Ruthenium clusters containing the chiral binaphthyl-derived mono-phosphiranes [(S)-([1,1'-binaphthalen]-2-yl)phosphirane] (S)-1a, [(R)-(2'-methoxy-1,1'-binaphthyl-2-yl)phosphirane] (R)-1b, and the diphosphirane [2,2'-di(phosphiran-1-yl)-1,1'-binaphthalene] (S)-1c have been synthesized and characterized.
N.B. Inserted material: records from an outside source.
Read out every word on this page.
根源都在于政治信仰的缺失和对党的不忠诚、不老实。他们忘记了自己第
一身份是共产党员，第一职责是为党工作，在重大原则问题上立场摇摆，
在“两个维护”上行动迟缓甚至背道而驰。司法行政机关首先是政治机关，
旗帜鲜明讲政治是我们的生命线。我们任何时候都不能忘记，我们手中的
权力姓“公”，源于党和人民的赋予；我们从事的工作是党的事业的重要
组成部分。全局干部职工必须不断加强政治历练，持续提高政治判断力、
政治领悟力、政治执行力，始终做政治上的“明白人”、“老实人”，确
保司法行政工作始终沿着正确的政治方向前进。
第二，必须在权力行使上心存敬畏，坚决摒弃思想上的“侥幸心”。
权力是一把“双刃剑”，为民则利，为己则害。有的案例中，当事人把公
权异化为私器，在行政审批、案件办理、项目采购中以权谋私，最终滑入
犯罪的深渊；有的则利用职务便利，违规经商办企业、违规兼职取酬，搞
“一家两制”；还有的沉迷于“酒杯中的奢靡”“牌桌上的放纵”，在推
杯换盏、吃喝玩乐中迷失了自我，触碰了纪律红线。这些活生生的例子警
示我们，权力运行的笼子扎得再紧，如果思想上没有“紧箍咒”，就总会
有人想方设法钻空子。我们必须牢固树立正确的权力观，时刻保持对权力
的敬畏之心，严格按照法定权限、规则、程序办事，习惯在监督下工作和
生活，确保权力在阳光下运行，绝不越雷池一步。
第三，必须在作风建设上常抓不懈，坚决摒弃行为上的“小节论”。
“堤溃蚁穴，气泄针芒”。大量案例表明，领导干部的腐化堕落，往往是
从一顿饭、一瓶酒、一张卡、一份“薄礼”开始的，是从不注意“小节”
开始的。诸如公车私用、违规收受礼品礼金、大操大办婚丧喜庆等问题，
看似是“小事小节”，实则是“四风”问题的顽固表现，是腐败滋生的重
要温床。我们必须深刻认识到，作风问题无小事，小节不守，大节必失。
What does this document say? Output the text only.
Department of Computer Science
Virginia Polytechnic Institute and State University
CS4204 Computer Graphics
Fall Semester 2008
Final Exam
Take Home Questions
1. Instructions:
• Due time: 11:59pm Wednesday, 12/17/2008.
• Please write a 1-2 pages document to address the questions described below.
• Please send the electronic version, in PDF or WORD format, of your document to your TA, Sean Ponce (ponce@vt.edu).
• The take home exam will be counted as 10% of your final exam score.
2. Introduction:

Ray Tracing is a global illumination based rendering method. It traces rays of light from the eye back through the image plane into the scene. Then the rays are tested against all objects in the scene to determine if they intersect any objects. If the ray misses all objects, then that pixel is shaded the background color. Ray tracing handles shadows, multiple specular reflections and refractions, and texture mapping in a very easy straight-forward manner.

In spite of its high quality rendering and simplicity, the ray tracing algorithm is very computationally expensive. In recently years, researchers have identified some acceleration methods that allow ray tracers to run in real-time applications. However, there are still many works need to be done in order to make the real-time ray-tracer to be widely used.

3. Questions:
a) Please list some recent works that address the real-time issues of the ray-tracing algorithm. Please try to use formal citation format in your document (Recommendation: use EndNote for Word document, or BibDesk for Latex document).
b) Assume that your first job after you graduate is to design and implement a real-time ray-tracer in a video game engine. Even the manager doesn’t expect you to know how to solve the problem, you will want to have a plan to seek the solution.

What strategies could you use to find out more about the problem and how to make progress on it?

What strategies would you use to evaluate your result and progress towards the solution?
The clusters are [(μ-H)₄Ru₄(CO)₁₁((S)-1a)] (S)-2, [(μ-H)₄Ru₄(CO)₁₁((R)-1b)] (R)-3, 1,1-[(μ-H)₄Ru₄(CO)₁₀((S)-1c)] (S)-4, [(μ-H)₄Ru₄(CO)₁₁((S)-binaphthyl-P_(s)(H)Et)] (S,S _p)-5, [(μ-H)₄Ru₄(CO)₁₁((S)-binaphthyl-P_(R)(H)Et)] (S,R _p)-6, [(μ-H)₄Ru₄(CO)₁₁((R)-binaphthyl-P_(s)(H)Et)] (R,S _p)-7, [(μ-H)₄Ru₄(CO)₁₁((R)-binaphthyl-P_(R)(H)Et)] (R,R _p)-8 and the phosphinidene-capped triruthenium cluster [(μ-H)₂Ru₃(CO)₉(PEt)] 9. Clusters 5-8 are formed via hydrogenation and opening of the phosphirane ring in clusters (S)-2 and (R)-3. The phosphirane-substituted clusters were found to be able to catalyze the hydrogenation of trans-2-methyl-2-butenoic acid (tiglic acid), but no enantioselectivity could be detected. The molecular structures of (S)-4, (R,S _p)-7 and 9 have been determined and are presented.